No início da desocupação a estação Terok Nor foi renomeada como Deep Space Nine. Terok Nor foi construída por ordem dos cardassianos alguns anos antes, tendo como função processar os minérios extraídos do planeta por meio do trabalho escravo de bajorianos (que também forneceram a mão de obra para a sua construção). Mas vejamos como essa questão é interessante. Tão logo os cardassianos abandonam a estação, e esta passa para o controle dos bajorianos e da Federação, o seu nome é trocado. É a ressignificação que falamos antes. O nome Terok Nor, de origem cardassiana e que representava os interesses destes em Bajor é rapidamente apagado para dar lugar ao novo.

Terok Nor era sinônimo de colonialismo, de opressão, de violência, de escravidão, de estupro, de roubo. Enfim, uma nomenclatura que sintetizava por si só toda a brutalidade cardassiana sobre o povo de Bajor. Evidentemente, a tabuleta com este nome não poderia permanecer de pé, sendo imperioso que os bajorianos fizessem esse acerto de contas com o passado, apagando de uma vez por todas o nome que trazia à vida, cada vez que lido ou pronunciado, o terror da ocupação.

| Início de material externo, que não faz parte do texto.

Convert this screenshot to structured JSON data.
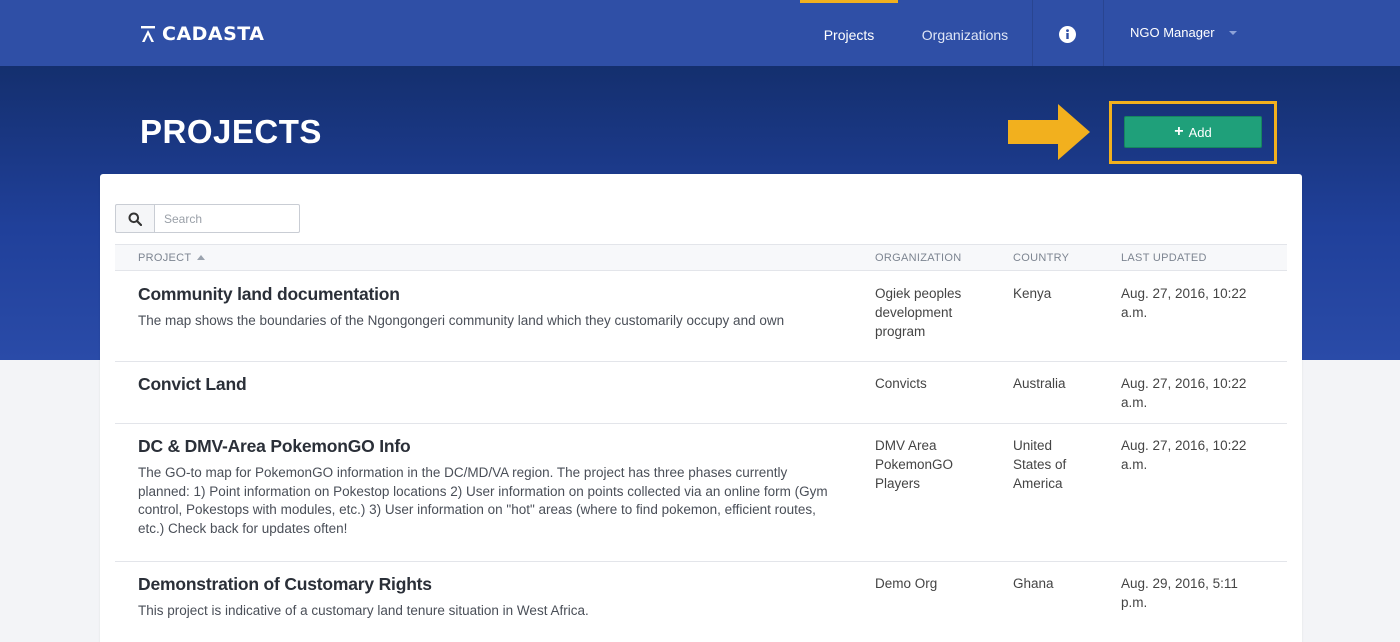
{
  "brand": {
    "name": "CADASTA"
  },
  "nav": {
    "items": [
      {
        "label": "Projects",
        "active": true
      },
      {
        "label": "Organizations",
        "active": false
      }
    ],
    "info_icon": "info-circle-icon",
    "user": {
      "label": "NGO Manager"
    }
  },
  "page": {
    "title": "PROJECTS",
    "add_button_label": "Add",
    "accent_color": "#f2b01e",
    "button_color": "#1fa07a"
  },
  "search": {
    "placeholder": "Search",
    "value": ""
  },
  "table": {
    "columns": [
      "PROJECT",
      "ORGANIZATION",
      "COUNTRY",
      "LAST UPDATED"
    ],
    "sort": {
      "column": "PROJECT",
      "direction": "ascending"
    },
    "rows": [
      {
        "name": "Community land documentation",
        "description": "The map shows the boundaries of the Ngongongeri community land which they customarily occupy and own",
        "organization": "Ogiek peoples development program",
        "country": "Kenya",
        "updated": "Aug. 27, 2016, 10:22 a.m."
      },
      {
        "name": "Convict Land",
        "description": "",
        "organization": "Convicts",
        "country": "Australia",
        "updated": "Aug. 27, 2016, 10:22 a.m."
      },
      {
        "name": "DC & DMV-Area PokemonGO Info",
        "description": "The GO-to map for PokemonGO information in the DC/MD/VA region. The project has three phases currently planned: 1) Point information on Pokestop locations 2) User information on points collected via an online form (Gym control, Pokestops with modules, etc.) 3) User information on \"hot\" areas (where to find pokemon, efficient routes, etc.) Check back for updates often!",
        "organization": "DMV Area PokemonGO Players",
        "country": "United States of America",
        "updated": "Aug. 27, 2016, 10:22 a.m."
      },
      {
        "name": "Demonstration of Customary Rights",
        "description": "This project is indicative of a customary land tenure situation in West Africa.",
        "organization": "Demo Org",
        "country": "Ghana",
        "updated": "Aug. 29, 2016, 5:11 p.m."
      }
    ]
  }
}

Os símbolos são importantes para criaturas simbólicas como são as formas de vida inteligente. No caso de Terok Nor, a troca por Deep Space Nine simbolizou o início de uma nova era. Um momento de reconstrução em que os bajorianos poderiam retomar o curso normal de sua história. Uma coisa que não tem nome não existe. A estação Deep Space Nine nomeada dessa forma indica a superação de uma época de horror e descortina para os bajorianos um horizonte limpo e tranquilo, muito mais condizente com a sua cultura espiritualista.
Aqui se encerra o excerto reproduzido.